Lingården Äldreboende Lenhovda
translated from the Tagalog by Luisa A. Igloria
(home for the elderly, Lenhovda)
My sister Mimi tells me,
many of the elderly she cares for
often get dressed and pack
as if they are about to go on a journey.
One of them wears his sandals backwards.
Another has put on her make-up, but unevenly.
When asked what they are planning to do,
they say they are going to Järnvägen Station
and are in a great hurry
so they won’t be left behind by the train.
But that train station at Lenhovda
has been closed for almost half a century.
Even the train tracks are gone.
Back then, this was where you could get a ride
to the cities of Växjö or Kalmar.
The train station they see in their minds
is now just one wide parking lot
for the workers in a factory
where expensive windows are made.
Lingården Äldreboende Lenhovda
Kinuwento sa akin ng kapatid kong si Mimi,
marami sa matatandang inaalagaan nila
ay maaabutan na lamang nilang
nakabihis at nakapag-empake na.
Yung isa nga raw baligtad pa ang sandals.

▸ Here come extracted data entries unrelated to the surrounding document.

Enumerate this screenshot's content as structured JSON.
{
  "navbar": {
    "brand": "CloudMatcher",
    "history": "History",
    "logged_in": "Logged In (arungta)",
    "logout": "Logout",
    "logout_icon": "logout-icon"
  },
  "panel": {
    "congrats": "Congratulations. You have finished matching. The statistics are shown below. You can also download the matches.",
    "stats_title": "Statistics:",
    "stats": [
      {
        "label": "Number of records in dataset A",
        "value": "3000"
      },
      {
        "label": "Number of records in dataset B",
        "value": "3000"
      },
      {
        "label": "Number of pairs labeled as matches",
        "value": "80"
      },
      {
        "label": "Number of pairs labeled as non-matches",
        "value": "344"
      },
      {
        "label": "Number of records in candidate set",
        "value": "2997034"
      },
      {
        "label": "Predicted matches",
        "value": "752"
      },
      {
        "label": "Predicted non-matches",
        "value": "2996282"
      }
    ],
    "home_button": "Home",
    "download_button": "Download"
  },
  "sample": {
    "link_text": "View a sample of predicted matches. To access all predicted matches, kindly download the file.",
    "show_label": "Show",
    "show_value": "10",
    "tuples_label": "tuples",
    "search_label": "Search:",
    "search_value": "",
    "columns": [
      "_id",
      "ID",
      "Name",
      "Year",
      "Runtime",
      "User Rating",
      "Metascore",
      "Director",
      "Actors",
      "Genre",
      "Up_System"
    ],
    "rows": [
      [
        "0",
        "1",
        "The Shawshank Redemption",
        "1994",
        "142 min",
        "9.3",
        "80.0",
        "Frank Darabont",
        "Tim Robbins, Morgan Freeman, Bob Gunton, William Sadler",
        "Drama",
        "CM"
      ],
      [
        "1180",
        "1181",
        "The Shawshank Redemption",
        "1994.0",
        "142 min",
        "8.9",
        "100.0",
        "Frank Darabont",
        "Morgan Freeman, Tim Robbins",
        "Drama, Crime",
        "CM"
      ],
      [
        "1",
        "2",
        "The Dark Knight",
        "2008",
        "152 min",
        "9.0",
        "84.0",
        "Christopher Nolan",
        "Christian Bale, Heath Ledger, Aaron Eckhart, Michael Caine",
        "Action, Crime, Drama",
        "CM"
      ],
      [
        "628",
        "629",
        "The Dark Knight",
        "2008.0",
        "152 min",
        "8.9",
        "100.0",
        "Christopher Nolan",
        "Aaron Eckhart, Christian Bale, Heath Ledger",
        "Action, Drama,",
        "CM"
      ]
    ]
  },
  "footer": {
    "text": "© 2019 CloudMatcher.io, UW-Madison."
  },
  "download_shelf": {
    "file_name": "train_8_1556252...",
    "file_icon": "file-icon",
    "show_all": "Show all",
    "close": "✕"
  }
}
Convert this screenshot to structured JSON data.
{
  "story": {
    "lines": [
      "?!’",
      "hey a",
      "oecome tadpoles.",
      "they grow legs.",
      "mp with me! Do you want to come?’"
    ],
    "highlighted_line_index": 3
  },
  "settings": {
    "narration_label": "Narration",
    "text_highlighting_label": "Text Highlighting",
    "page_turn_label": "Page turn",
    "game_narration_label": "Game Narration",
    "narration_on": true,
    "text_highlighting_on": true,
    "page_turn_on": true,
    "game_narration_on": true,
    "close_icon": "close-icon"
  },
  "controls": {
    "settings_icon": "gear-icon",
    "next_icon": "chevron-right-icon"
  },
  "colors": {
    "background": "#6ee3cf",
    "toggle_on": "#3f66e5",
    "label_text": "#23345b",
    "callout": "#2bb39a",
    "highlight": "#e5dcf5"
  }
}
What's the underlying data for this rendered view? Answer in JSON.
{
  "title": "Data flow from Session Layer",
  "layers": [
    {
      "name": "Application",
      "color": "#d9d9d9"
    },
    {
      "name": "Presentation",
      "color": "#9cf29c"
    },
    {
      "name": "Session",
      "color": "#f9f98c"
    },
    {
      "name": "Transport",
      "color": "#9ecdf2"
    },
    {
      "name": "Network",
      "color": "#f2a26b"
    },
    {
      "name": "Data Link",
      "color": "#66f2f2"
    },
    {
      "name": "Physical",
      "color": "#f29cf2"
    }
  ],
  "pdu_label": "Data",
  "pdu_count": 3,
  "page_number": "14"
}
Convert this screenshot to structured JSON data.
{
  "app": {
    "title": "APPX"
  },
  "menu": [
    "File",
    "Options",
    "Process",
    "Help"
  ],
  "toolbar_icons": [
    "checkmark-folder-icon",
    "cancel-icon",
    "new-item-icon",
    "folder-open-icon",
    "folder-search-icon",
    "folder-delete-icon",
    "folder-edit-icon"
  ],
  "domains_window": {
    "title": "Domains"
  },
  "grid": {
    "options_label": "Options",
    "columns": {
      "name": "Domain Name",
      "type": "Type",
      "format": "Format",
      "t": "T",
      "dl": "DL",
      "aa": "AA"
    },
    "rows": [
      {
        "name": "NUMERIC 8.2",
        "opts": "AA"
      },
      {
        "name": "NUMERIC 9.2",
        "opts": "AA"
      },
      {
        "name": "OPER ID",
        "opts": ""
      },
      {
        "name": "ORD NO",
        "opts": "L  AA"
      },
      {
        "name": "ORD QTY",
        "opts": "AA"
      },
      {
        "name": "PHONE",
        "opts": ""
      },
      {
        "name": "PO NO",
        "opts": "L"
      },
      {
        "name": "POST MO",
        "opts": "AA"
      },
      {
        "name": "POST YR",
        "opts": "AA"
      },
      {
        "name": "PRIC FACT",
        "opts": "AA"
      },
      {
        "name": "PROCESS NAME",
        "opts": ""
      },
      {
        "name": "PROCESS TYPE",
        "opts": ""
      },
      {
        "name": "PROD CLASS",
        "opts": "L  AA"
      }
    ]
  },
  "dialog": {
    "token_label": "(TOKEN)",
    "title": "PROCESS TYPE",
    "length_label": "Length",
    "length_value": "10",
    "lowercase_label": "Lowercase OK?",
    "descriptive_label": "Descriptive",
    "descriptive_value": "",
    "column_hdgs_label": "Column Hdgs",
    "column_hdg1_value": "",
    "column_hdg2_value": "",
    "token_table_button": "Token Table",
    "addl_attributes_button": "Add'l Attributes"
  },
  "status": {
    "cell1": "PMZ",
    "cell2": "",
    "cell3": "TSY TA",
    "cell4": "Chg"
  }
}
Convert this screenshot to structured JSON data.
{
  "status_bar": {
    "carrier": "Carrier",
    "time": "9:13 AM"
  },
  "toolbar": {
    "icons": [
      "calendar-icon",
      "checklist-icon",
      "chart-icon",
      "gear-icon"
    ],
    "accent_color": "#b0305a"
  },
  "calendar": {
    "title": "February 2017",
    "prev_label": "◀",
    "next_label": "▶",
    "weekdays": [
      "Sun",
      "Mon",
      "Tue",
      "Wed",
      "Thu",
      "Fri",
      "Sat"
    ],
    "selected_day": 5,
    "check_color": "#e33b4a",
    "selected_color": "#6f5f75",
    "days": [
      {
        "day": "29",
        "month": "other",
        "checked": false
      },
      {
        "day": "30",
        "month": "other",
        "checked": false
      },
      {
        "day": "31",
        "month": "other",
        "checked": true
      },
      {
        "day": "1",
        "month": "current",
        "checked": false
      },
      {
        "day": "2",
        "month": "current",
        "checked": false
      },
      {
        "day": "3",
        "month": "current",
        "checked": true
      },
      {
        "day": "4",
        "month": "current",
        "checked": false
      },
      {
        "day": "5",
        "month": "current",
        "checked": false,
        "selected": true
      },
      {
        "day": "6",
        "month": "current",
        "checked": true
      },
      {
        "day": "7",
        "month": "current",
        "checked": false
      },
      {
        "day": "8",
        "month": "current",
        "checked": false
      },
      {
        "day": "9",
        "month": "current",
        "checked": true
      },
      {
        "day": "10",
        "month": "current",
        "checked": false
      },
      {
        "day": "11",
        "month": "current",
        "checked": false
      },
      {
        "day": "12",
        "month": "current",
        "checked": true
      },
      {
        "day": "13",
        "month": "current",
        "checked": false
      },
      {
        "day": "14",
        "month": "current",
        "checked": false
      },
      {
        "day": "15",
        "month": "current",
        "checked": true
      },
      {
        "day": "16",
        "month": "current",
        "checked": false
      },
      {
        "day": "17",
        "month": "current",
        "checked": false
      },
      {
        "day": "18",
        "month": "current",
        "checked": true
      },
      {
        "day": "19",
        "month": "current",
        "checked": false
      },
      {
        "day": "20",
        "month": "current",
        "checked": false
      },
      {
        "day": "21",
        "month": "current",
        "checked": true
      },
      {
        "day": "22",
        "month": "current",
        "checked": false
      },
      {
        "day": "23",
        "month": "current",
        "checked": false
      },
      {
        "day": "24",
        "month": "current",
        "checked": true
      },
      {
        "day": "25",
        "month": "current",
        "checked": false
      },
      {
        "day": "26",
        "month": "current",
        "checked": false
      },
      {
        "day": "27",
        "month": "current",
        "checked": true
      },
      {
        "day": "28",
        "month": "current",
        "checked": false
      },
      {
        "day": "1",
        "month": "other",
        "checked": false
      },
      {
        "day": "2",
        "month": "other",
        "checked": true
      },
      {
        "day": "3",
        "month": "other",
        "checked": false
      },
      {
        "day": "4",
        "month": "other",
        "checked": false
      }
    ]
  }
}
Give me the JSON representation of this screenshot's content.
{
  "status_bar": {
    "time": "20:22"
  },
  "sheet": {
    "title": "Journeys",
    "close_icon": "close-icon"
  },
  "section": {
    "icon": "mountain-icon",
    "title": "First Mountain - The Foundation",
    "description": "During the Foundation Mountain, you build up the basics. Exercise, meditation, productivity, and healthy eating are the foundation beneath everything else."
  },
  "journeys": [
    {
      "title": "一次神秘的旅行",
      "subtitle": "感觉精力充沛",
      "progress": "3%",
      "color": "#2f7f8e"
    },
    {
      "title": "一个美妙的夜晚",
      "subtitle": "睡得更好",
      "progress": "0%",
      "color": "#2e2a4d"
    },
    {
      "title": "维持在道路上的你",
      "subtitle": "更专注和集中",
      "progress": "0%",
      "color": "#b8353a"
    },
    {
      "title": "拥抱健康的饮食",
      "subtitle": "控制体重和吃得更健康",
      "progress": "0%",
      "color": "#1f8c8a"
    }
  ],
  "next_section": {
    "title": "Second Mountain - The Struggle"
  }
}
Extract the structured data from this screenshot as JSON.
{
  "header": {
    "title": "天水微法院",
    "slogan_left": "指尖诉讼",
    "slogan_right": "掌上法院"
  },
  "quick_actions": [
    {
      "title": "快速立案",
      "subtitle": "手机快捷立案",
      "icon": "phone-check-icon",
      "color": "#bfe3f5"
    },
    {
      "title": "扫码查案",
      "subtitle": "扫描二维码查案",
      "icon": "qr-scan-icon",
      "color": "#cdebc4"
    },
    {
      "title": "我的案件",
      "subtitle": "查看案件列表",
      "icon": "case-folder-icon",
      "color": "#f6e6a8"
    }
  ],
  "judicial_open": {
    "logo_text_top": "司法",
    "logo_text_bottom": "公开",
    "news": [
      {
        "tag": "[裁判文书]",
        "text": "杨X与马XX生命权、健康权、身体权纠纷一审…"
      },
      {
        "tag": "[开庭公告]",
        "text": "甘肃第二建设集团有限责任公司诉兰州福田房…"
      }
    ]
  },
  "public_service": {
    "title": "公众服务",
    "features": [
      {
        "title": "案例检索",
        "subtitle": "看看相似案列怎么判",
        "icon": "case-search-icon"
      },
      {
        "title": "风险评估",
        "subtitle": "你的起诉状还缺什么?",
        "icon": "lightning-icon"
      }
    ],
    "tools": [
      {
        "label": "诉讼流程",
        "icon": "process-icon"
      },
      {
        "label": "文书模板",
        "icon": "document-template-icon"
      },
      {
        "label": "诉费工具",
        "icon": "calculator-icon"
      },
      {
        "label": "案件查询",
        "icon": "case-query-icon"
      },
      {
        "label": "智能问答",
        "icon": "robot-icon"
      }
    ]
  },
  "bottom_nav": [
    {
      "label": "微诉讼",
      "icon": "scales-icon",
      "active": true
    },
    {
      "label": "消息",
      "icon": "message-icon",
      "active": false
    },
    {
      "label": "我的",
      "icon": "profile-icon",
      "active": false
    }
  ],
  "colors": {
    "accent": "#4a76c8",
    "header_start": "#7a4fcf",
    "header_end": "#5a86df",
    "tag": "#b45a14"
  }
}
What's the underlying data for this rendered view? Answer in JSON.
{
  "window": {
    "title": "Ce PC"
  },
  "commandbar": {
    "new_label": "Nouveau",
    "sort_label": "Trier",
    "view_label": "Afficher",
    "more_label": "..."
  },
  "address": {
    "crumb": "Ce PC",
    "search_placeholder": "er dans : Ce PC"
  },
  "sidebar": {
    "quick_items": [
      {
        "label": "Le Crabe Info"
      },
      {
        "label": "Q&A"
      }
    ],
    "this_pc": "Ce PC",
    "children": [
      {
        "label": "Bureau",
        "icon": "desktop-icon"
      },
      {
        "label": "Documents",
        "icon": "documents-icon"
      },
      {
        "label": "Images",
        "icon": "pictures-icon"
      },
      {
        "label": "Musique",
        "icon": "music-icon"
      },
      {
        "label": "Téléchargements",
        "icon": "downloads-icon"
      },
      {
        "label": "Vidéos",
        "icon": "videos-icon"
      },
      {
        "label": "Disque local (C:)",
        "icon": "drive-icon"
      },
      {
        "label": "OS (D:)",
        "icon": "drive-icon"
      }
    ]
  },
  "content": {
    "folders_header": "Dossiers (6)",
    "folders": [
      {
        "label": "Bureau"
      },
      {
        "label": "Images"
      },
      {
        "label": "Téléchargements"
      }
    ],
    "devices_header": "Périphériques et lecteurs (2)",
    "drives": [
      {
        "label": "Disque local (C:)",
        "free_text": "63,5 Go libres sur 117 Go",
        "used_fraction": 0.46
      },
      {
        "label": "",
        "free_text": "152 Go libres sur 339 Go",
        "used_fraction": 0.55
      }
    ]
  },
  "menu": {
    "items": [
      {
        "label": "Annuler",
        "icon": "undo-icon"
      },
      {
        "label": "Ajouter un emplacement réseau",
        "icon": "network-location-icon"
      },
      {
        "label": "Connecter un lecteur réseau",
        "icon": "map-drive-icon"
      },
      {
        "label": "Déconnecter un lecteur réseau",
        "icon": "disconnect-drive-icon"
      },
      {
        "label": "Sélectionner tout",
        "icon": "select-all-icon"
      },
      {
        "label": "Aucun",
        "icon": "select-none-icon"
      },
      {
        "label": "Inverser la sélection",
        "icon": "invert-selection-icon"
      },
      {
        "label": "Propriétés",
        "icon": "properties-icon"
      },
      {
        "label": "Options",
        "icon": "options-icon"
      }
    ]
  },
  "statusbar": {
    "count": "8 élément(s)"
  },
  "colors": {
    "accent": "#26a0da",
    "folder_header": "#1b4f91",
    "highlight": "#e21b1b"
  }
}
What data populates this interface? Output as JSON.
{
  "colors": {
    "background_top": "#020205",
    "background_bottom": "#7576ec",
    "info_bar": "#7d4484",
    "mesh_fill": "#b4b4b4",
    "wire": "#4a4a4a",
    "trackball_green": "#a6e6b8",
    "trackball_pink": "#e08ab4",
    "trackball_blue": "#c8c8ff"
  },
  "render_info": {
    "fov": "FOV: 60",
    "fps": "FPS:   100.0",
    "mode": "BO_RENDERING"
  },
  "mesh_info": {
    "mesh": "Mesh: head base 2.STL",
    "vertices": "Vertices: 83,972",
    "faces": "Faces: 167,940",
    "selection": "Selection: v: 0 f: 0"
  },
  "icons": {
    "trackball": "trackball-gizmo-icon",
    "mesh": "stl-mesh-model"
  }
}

Mayroon ding hindi pantay ang meyk-ap.
Kapag tinanong kung ano ang gagawin nila,
sasagot silang pupunta raw ng Järnvägen Station
at kailangang magmadali
dahil baka maiwanan sila ng tren.
Ngunit mahigit kalahating siglo na nagsara
ang estasyon ng tren sa Lenhovda.
Kahit nga ang riles wala na rin.
Dito maaaring sumakay noon
patungo sa mga lungsod ng Växjö o Kalmar.
Ang nakikita nilang estasyon sa kanilang isipan,
isa nang malawak na parkingan ngayon
ng mga nagtatrabaho sa pagawaan
ng mga mamahaling bintana.
Copyright © 2025 by John Iremil Teodoro. Originally published in Poem-a-Day on September 20, 2025, by the Academy of American Poets.
“Given that the Philippines is an archipelago, its artists and writers have long pondered flux and change alongside the meanings of home and belonging. I’ve known John Iremil Teodoro for more than thirty years now. A multilingual poet, critic, educator, and translator, he manifests in his own life and practice some of the conditions of diaspora resulting from the Philippines’ histories of colonization. He was born and raised in [San Jose de Buenavista, Antique, on Panay Island in the central Philippines]. His father was an international ship captain, and his mother a housewife. ‘Lingården Äldreboende Lenhovda’ is part of a new poetry collection exploring what it means to travel outside of oneself.”